Every chimpanzee has his or her own personality, Goodall tells us. They can live to sixty years old. The female has her first baby at 11 or 12 years old, and additional babies every 5 years. This very long period between children is a function of the dependency of the child on the mother. We believe this is because there’s a great deal of learning chimpanzees need to do to survive. That childhood is a time of cultural learning - the tool-using behaviors seen throughout Africa are passed from one generation to the other in a form of primitive culture.
Chimpanzees have no spoken language, but a rich set of postures and gestures, similar or identical to ours. Chimpanzees kiss, hold hands, pat on the back, swagger and throw rocks at one another. They are capable of extreme brutality and primitive warfare, usually oriented towards neighboring social groups. These discoveries suggest that there is no sharp line between humans and the rest of the animal kingdom, and that this line blurs more as we make more observations.
Much of Goodall’s research has centered on Gombe National Park, a small forest on the eastern shore of Lake Tanganyika. In trying to preserve chimpanzee habitat, she’s been asking the question, “How do you save these forests when people bordering the forest are struggling to survive?” The presence of huge refugee populations makes this struggle even harder.

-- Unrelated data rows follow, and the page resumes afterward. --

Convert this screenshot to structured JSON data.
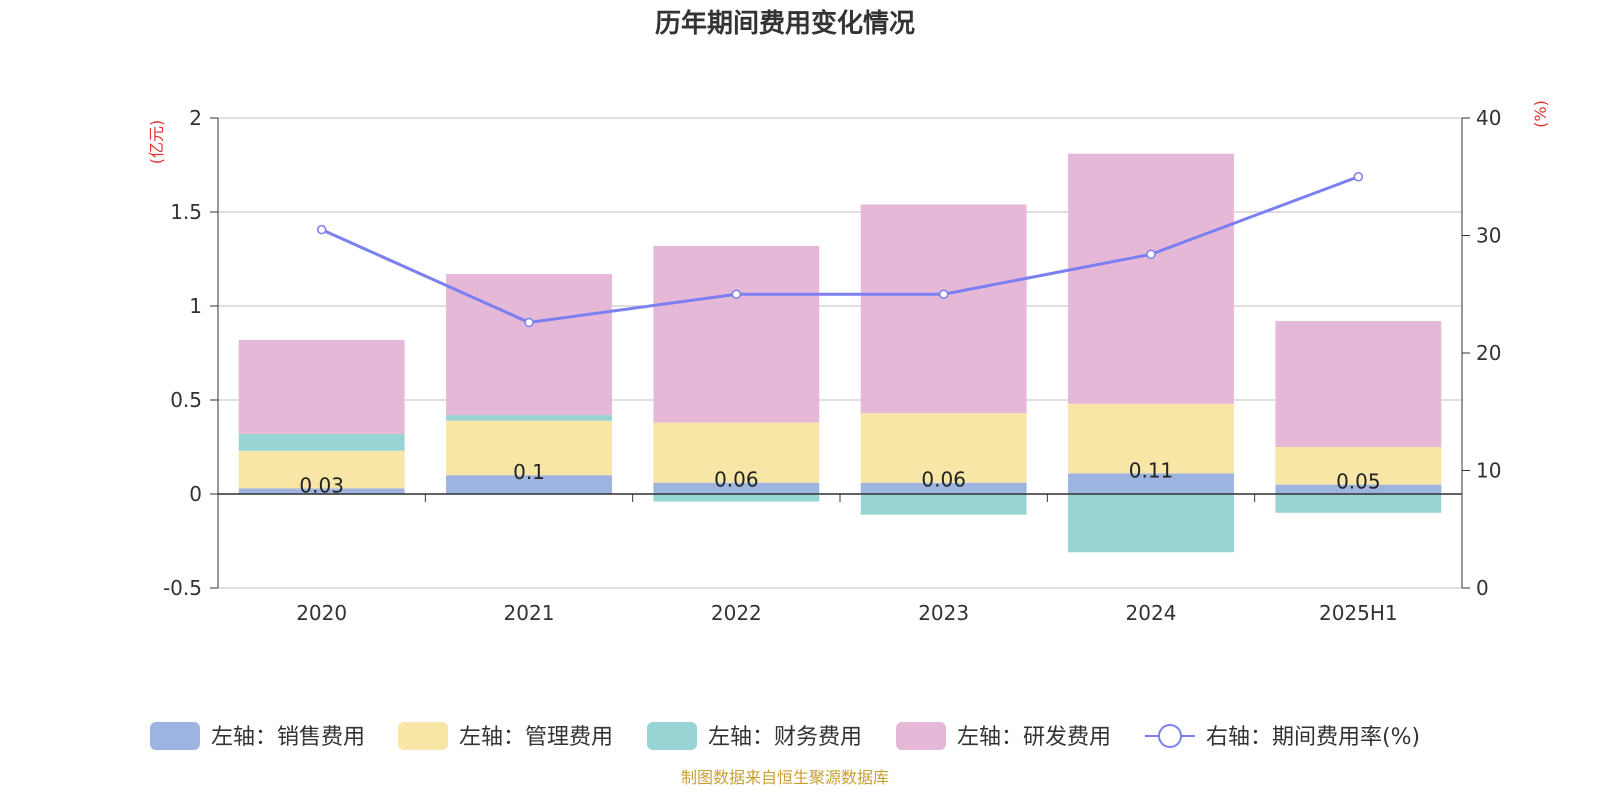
{
  "chart_data": {
    "type": "bar",
    "title": "历年期间费用变化情况",
    "categories": [
      "2020",
      "2021",
      "2022",
      "2023",
      "2024",
      "2025H1"
    ],
    "y_left_label": "(亿元)",
    "y_right_label": "(%)",
    "y_left_ticks": [
      "2",
      "1.5",
      "1",
      "0.5",
      "0",
      "-0.5"
    ],
    "y_right_ticks": [
      "40",
      "30",
      "20",
      "10",
      "0"
    ],
    "ylim_left": [
      -0.5,
      2
    ],
    "ylim_right": [
      0,
      40
    ],
    "grid": true,
    "legend_position": "bottom",
    "series": [
      {
        "name": "左轴：销售费用",
        "axis": "left",
        "type": "bar",
        "stacked": true,
        "color": "#9db4e0",
        "values": [
          0.03,
          0.1,
          0.06,
          0.06,
          0.11,
          0.05
        ],
        "labels": [
          "0.03",
          "0.1",
          "0.06",
          "0.06",
          "0.11",
          "0.05"
        ]
      },
      {
        "name": "左轴：管理费用",
        "axis": "left",
        "type": "bar",
        "stacked": true,
        "color": "#f8e6a6",
        "values": [
          0.2,
          0.29,
          0.32,
          0.37,
          0.37,
          0.2
        ]
      },
      {
        "name": "左轴：财务费用",
        "axis": "left",
        "type": "bar",
        "stacked": true,
        "color": "#99d4d4",
        "values": [
          0.09,
          0.03,
          -0.04,
          -0.11,
          -0.31,
          -0.1
        ]
      },
      {
        "name": "左轴：研发费用",
        "axis": "left",
        "type": "bar",
        "stacked": true,
        "color": "#e6b8d8",
        "values": [
          0.5,
          0.75,
          0.94,
          1.11,
          1.33,
          0.67
        ]
      },
      {
        "name": "右轴：期间费用率(%)",
        "axis": "right",
        "type": "line",
        "color": "#7b7ff0",
        "values": [
          30.5,
          22.6,
          25.0,
          25.0,
          28.4,
          35.0
        ]
      }
    ],
    "source": "制图数据来自恒生聚源数据库"
  }
}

She’s helped found a group called “Take Care”, which tries to improve the lives of people living around the park. They build tree nurseries, develop methods of farming suitable to the degraded land and to reclaim overused farmland. This only works by bringing Tanzanians into the villages and asking villagers what they want and need - the villagers focus on health, not preservation. But they discover over time the importance of soil conservation in their overall survival, and the program is now replanting forests and creating “leafy corridors outside the parks” to help chimps migrate.
Goodall is profoundly worried about human impact on the climate. She notes that if the entire world lives using the resources that Americans or Europeans use, we’ll need four planets worth of impact. We used to approach decisions with thinking about seven generations of impact. Now decisions “seem to focus on the next quarterly shareholder meeting.”
She asks, “Is there a disconnect between this extraordinary brain and the human heart?” She sees a great deal of despair in young people talking about the environment. In reaction to this, she’s started a program called “Roots and Shoots”. “Roots represent a strong foundation, and shoots can break through a brick wall to reach the sun.” The groups, ranging in age from pre-school to university, choose their own projects, often planting trees, or organic crops. The programs try to reach child soldiers in Uganda, and try to share information on HIV from youth with the disease to youth who are uninfected.
Goodall is often asked if she has hope - she does, because of the “amazing human brain” and the idea it generates, some of them featured at events like TED. She’s inspired by the talks on composting and on renewable energy. And she’s inspired by leaders like Nelson Mandela and his powers of forgiveness and by Ken Saro-Wiwa and his demand for justice. And she’s inspired by the woman who runs the conference center we’re working in, a proud graduate of the Roots and Shoots program.